Annie leaned to one side. “Richie get out of the way.”

“We have some very special guests tonight—”

“Get out of the way .” She sat tight in the gray light, her legs folded up underneath her and her arms crossed across her sweat-shirt. She’d been tired for two months, ever since she took a job with one of the new companies in the old neighborhood. She’d learned word processing. Words like: I’m fatigued, RC. There’s a psychological toll. We’re a two-career household now…. But if she was fatigued, RC was even more so. He’d come home at 10:00 after a long shift on patrol and two hours of desk work.

“So OK,” he said. “OK.”

“Richie don’t.”

“Hey, don’t mind me.”

He put on his coat. Annie kept watching the TV while they played games with the blame. She asked him where he was going, and he remembered that they weren’t in the old neighborhood anymore. They were in U-City. He didn’t know where he was going. “Walking,” he said.

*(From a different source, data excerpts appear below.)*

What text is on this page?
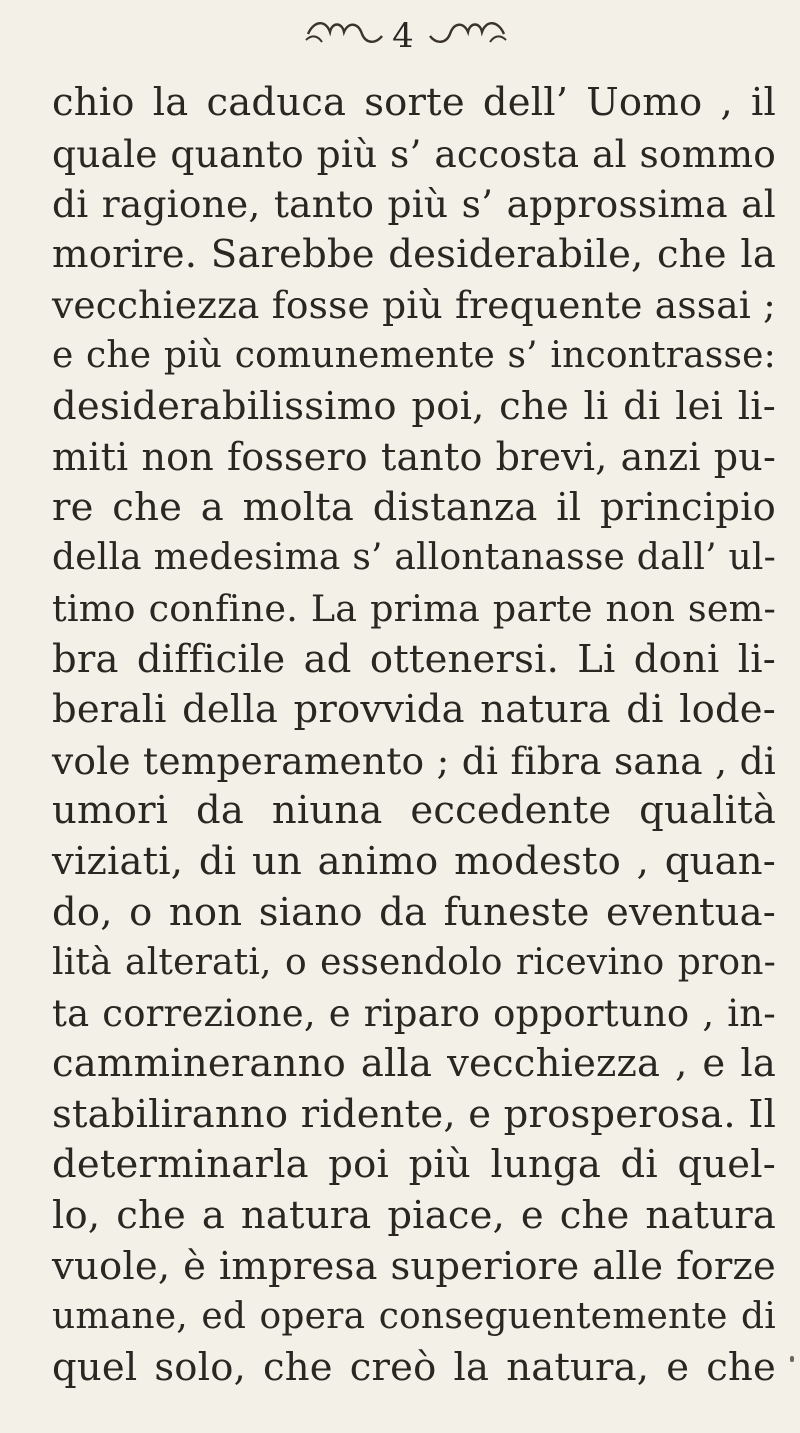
4
chio la caduca sorte dell’ Uomo , il
quale quanto più s’ accosta al sommo
di ragione, tanto più s’ approssima al
morire. Sarebbe desiderabile, che la
vecchiezza fosse più frequente assai ;
e che più comunemente s’ incontrasse:
desiderabilissimo poi, che li di lei li-
miti non fossero tanto brevi, anzi pu-
re che a molta distanza il principio
della medesima s’ allontanasse dall’ ul-
timo confine. La prima parte non sem-
bra difficile ad ottenersi. Li doni li-
berali della provvida natura di lode-
vole temperamento ; di fibra sana , di
umori da niuna eccedente qualità
viziati, di un animo modesto , quan-
do, o non siano da funeste eventua-
lità alterati, o essendolo ricevino pron-
ta correzione, e riparo opportuno , in-
cammineranno alla vecchiezza , e la
stabiliranno ridente, e prosperosa. Il
determinarla poi più lunga di quel-
lo, che a natura piace, e che natura
vuole, è impresa superiore alle forze
umane, ed opera conseguentemente di
quel solo, che creò la natura, e che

Annie stuck her tongue out at him, and he almost laughed, which was the idea; his mouth twitched, but the laugh came out as a cough. “You get some sleep,” he said. “You get all nice and rested.”

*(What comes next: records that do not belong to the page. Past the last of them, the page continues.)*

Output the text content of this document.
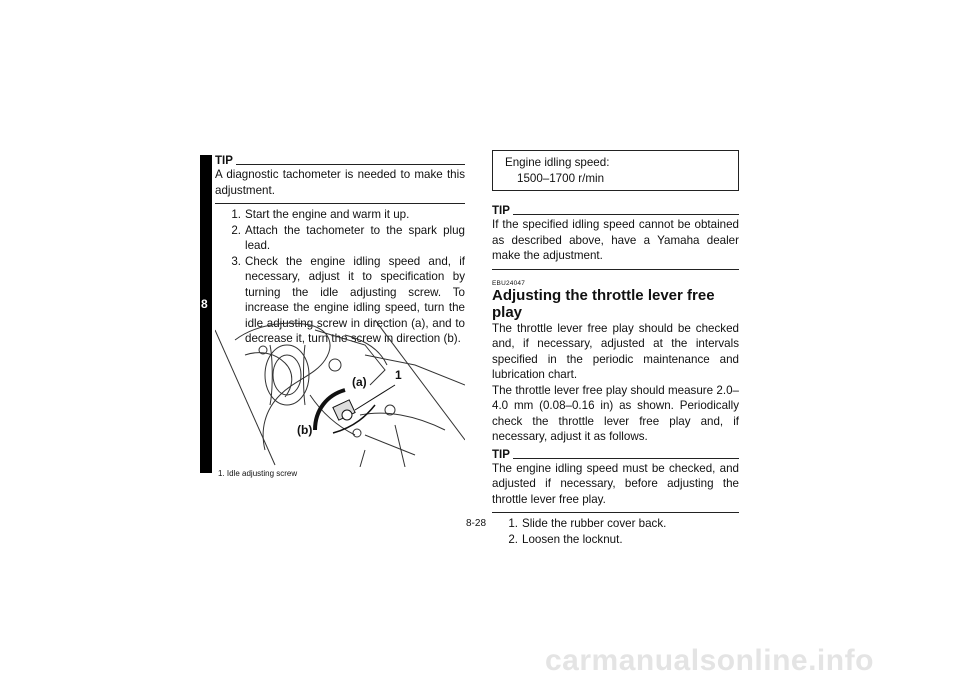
8
TIP
A diagnostic tachometer is needed to make this adjustment.
1. Start the engine and warm it up.
2. Attach the tachometer to the spark plug lead.
3. Check the engine idling speed and, if necessary, adjust it to specification by turning the idle adjusting screw. To increase the engine idling speed, turn the idle adjusting screw in direction (a), and to decrease it, turn the screw in direction (b).
(a)
(b)
1
1. Idle adjusting screw
Engine idling speed:
1500–1700 r/min
TIP
If the specified idling speed cannot be obtained as described above, have a Yamaha dealer make the adjustment.
EBU24047
Adjusting the throttle lever free play
The throttle lever free play should be checked and, if necessary, adjusted at the intervals specified in the periodic maintenance and lubrication chart.
The throttle lever free play should measure 2.0–4.0 mm (0.08–0.16 in) as shown. Periodically check the throttle lever free play and, if necessary, adjust it as follows.
TIP
The engine idling speed must be checked, and adjusted if necessary, before adjusting the throttle lever free play.
1. Slide the rubber cover back.
2. Loosen the locknut.
8-28
carmanualsonline.info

Outside, he hurried up the street. After a few blocks, as the buildings grew larger, institutional, he started seeing students. In the few lighted windows there were test tubes, blackboards, gray enamel instruments, computer screens. Girls in jeans and long wool coats pulled a little closer together when they passed him. He veered down a path among trees, away from the buildings, and cut across the snow on the big front lawn that led down to Skinker. At the top of the hill, to his right, stood the crenellated towers you could see from the golf course when the leaves were down. He reached the walk that split the lawn in two, and stopped and leaned against a tree. The shower poured on him, the water so hot it felt cold. Clarence changed key.

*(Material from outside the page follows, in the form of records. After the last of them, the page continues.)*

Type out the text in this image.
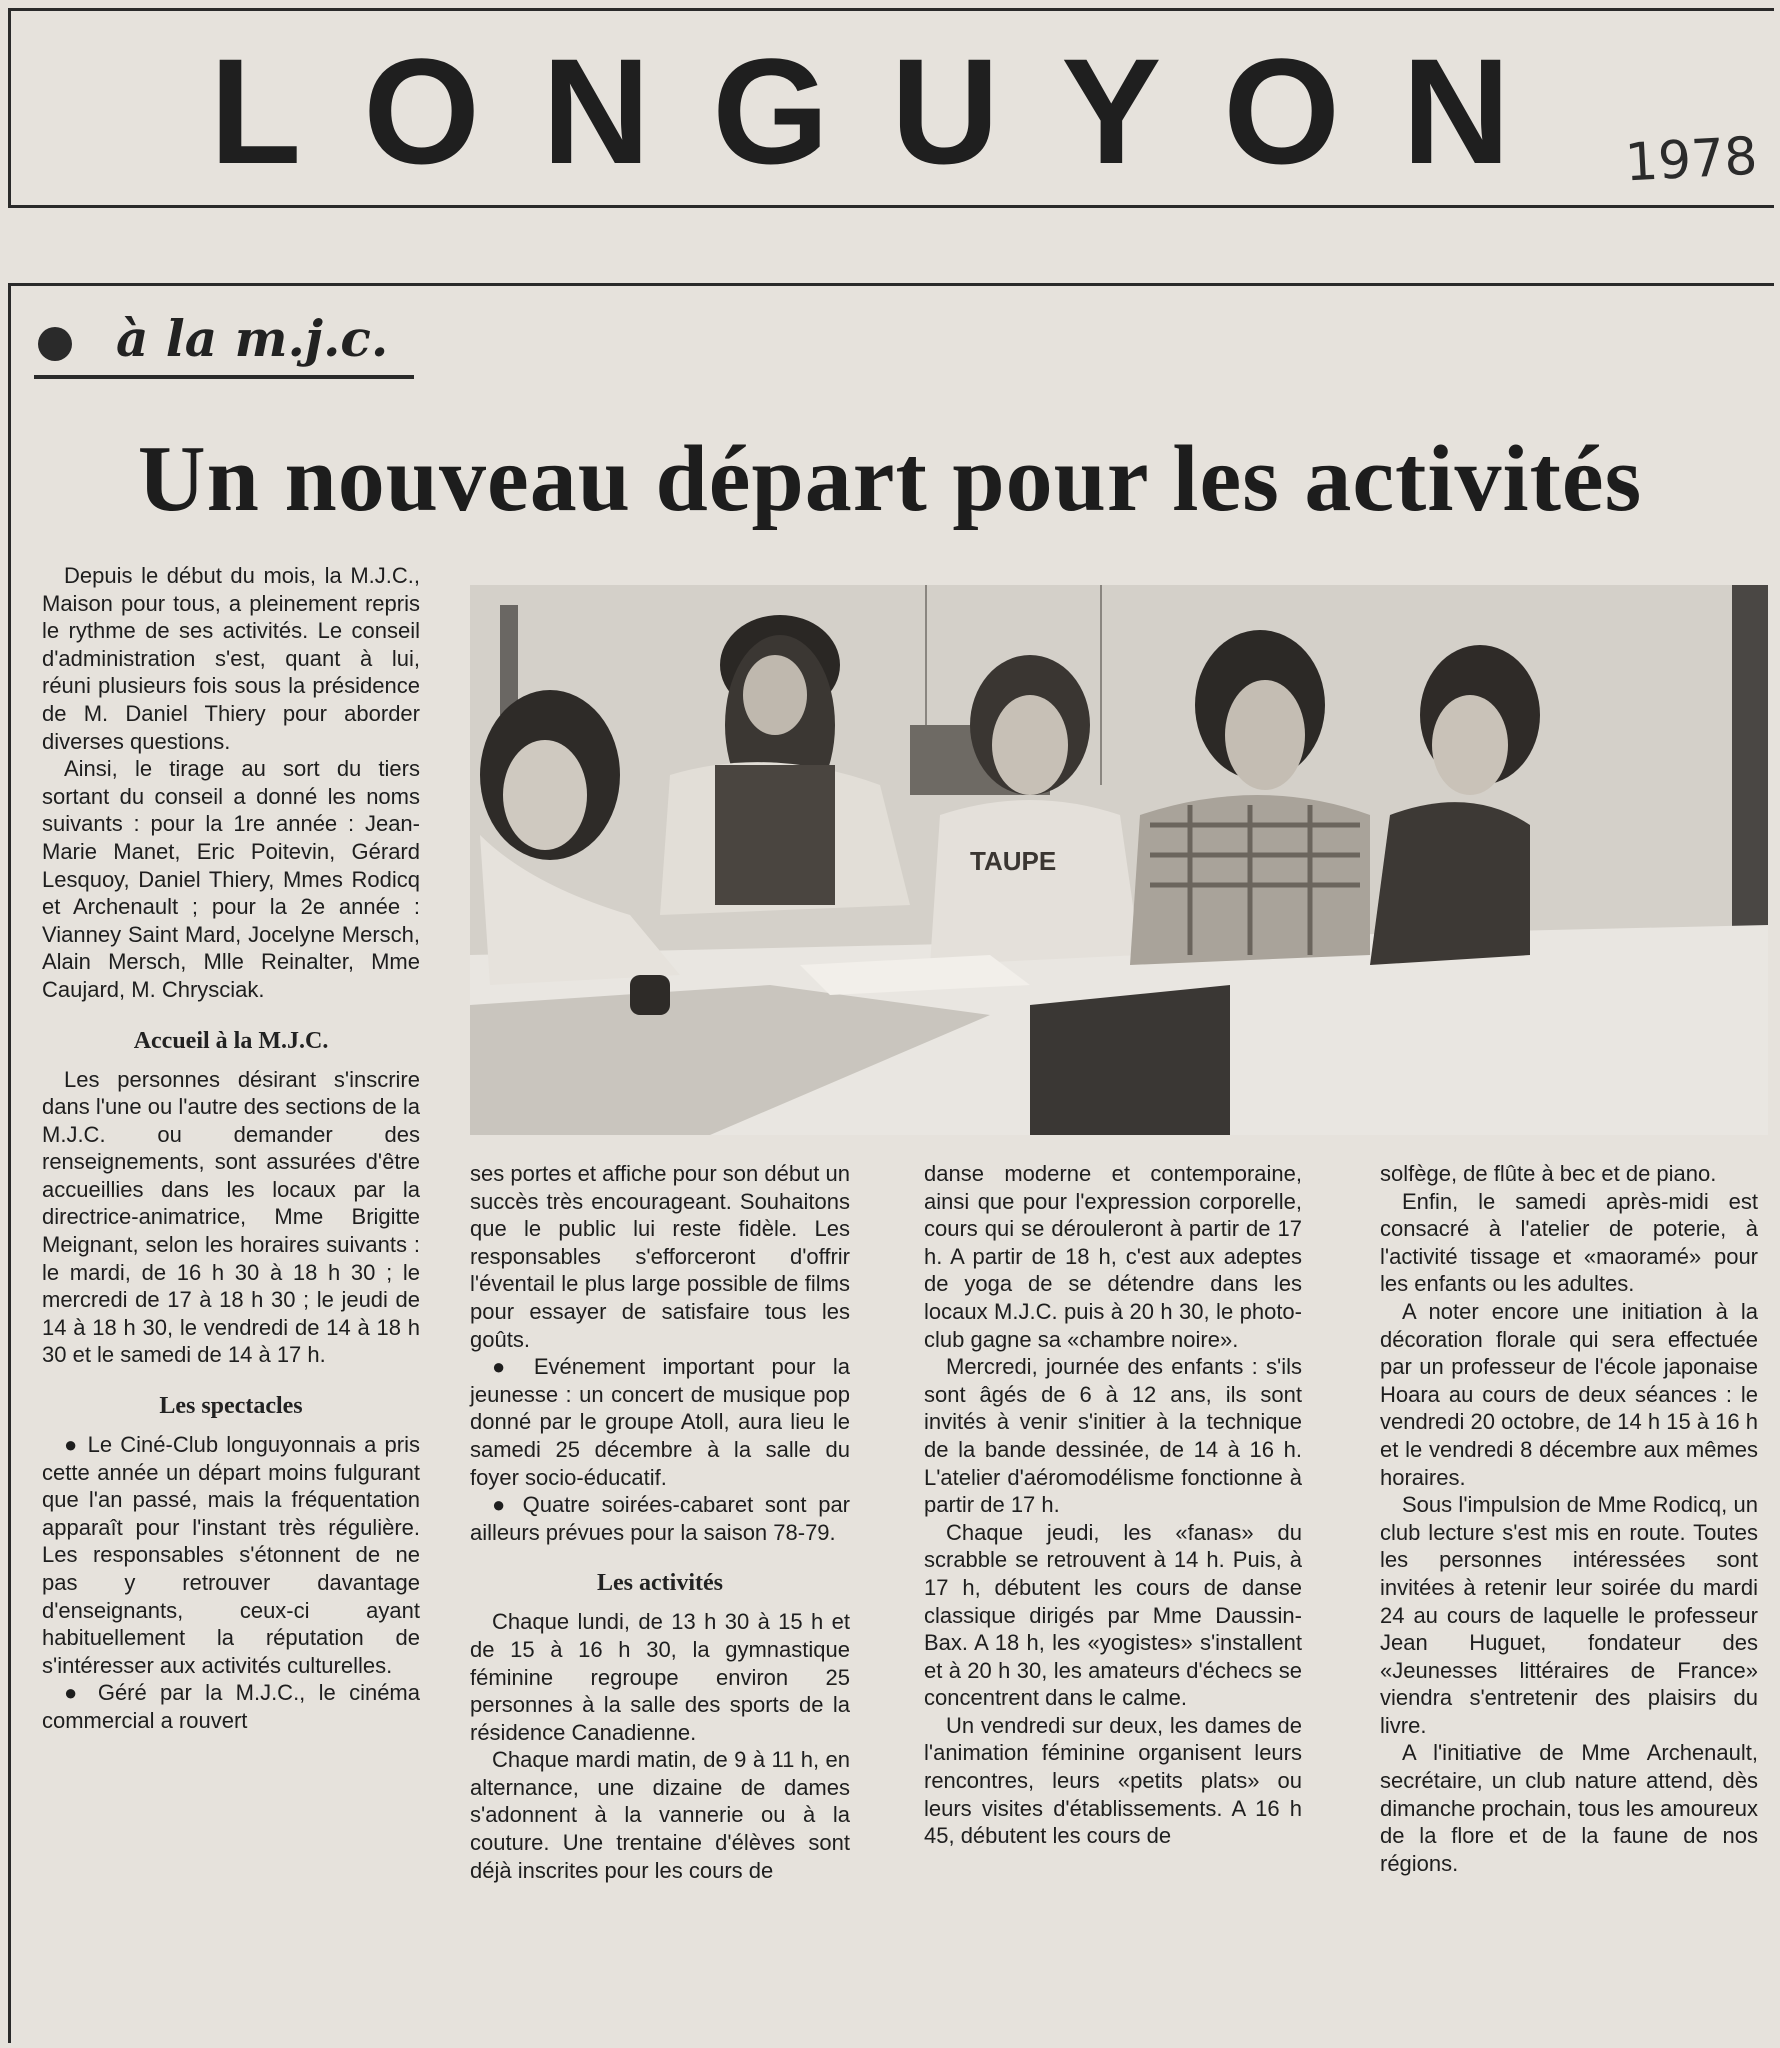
LONGUYON 1978
à la m.j.c.
Un nouveau départ pour les activités
TAUPE

Depuis le début du mois, la M.J.C., Maison pour tous, a pleinement repris le rythme de ses activités. Le conseil d'administration s'est, quant à lui, réuni plusieurs fois sous la présidence de M. Daniel Thiery pour aborder diverses questions.

Ainsi, le tirage au sort du tiers sortant du conseil a donné les noms suivants : pour la 1re année : Jean-Marie Manet, Eric Poitevin, Gérard Lesquoy, Daniel Thiery, Mmes Rodicq et Archenault ; pour la 2e année : Vianney Saint Mard, Jocelyne Mersch, Alain Mersch, Mlle Reinalter, Mme Caujard, M. Chrysciak.

Accueil à la M.J.C.

Les personnes désirant s'inscrire dans l'une ou l'autre des sections de la M.J.C. ou demander des renseignements, sont assurées d'être accueillies dans les locaux par la directrice-animatrice, Mme Brigitte Meignant, selon les horaires suivants : le mardi, de 16 h 30 à 18 h 30 ; le mercredi de 17 à 18 h 30 ; le jeudi de 14 à 18 h 30, le vendredi de 14 à 18 h 30 et le samedi de 14 à 17 h.

Les spectacles

● Le Ciné-Club longuyonnais a pris cette année un départ moins fulgurant que l'an passé, mais la fréquentation apparaît pour l'instant très régulière. Les responsables s'étonnent de ne pas y retrouver davantage d'enseignants, ceux-ci ayant habituellement la réputation de s'intéresser aux activités culturelles.

● Géré par la M.J.C., le cinéma commercial a rouvert

ses portes et affiche pour son début un succès très encourageant. Souhaitons que le public lui reste fidèle. Les responsables s'efforceront d'offrir l'éventail le plus large possible de films pour essayer de satisfaire tous les goûts.

● Evénement important pour la jeunesse : un concert de musique pop donné par le groupe Atoll, aura lieu le samedi 25 décembre à la salle du foyer socio-éducatif.

● Quatre soirées-cabaret sont par ailleurs prévues pour la saison 78-79.

Les activités

Chaque lundi, de 13 h 30 à 15 h et de 15 à 16 h 30, la gymnastique féminine regroupe environ 25 personnes à la salle des sports de la résidence Canadienne.

Chaque mardi matin, de 9 à 11 h, en alternance, une dizaine de dames s'adonnent à la vannerie ou à la couture. Une trentaine d'élèves sont déjà inscrites pour les cours de

danse moderne et contemporaine, ainsi que pour l'expression corporelle, cours qui se dérouleront à partir de 17 h. A partir de 18 h, c'est aux adeptes de yoga de se détendre dans les locaux M.J.C. puis à 20 h 30, le photo-club gagne sa «chambre noire».

Mercredi, journée des enfants : s'ils sont âgés de 6 à 12 ans, ils sont invités à venir s'initier à la technique de la bande dessinée, de 14 à 16 h. L'atelier d'aéromodélisme fonctionne à partir de 17 h.

Chaque jeudi, les «fanas» du scrabble se retrouvent à 14 h. Puis, à 17 h, débutent les cours de danse classique dirigés par Mme Daussin-Bax. A 18 h, les «yogistes» s'installent et à 20 h 30, les amateurs d'échecs se concentrent dans le calme.

Un vendredi sur deux, les dames de l'animation féminine organisent leurs rencontres, leurs «petits plats» ou leurs visites d'établissements. A 16 h 45, débutent les cours de

solfège, de flûte à bec et de piano.

Enfin, le samedi après-midi est consacré à l'atelier de poterie, à l'activité tissage et «maoramé» pour les enfants ou les adultes.

A noter encore une initiation à la décoration florale qui sera effectuée par un professeur de l'école japonaise Hoara au cours de deux séances : le vendredi 20 octobre, de 14 h 15 à 16 h et le vendredi 8 décembre aux mêmes horaires.

Sous l'impulsion de Mme Rodicq, un club lecture s'est mis en route. Toutes les personnes intéressées sont invitées à retenir leur soirée du mardi 24 au cours de laquelle le professeur Jean Huguet, fondateur des «Jeunesses littéraires de France» viendra s'entretenir des plaisirs du livre.

A l'initiative de Mme Archenault, secrétaire, un club nature attend, dès dimanche prochain, tous les amoureux de la flore et de la faune de nos régions.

Ask any mermaid you happen to see
What’s the best tuna?
(Wah wa-wah wah-wah?)
CHICKEN OF THE SEA.

RC was eighteen years old when he finally licked his older brother Bradley wrestling. They had a mat, a mattress they’d saved from a hide-a-bed broken by him and Bradley using it as a trampoline. It lay on the floor of the storeroom off the garage in their mother’s house. Bradley was a varsity wrestler at school and used the room as his workout salon. When he dropped out of school to be assistant manager at a Kroger, he kept the salon. Besides the mat, he had a set of barbells he’d found two-thirds complete by the side of a road, and a bench press he’d bought with the part of his paycheck he didn’t hand over to their mother. The room’s two windows, looking into the dark garage, were filled with his beercan collection. Under a loose floorboard was a Sterno can that never ran out of dope, and all around the baseboards ran a white dusting of DDT from a rotten cardboard can off a shelf in the garage. DD-Tox was the brand name. The dying bugs in the picture on the can were black with white eyes.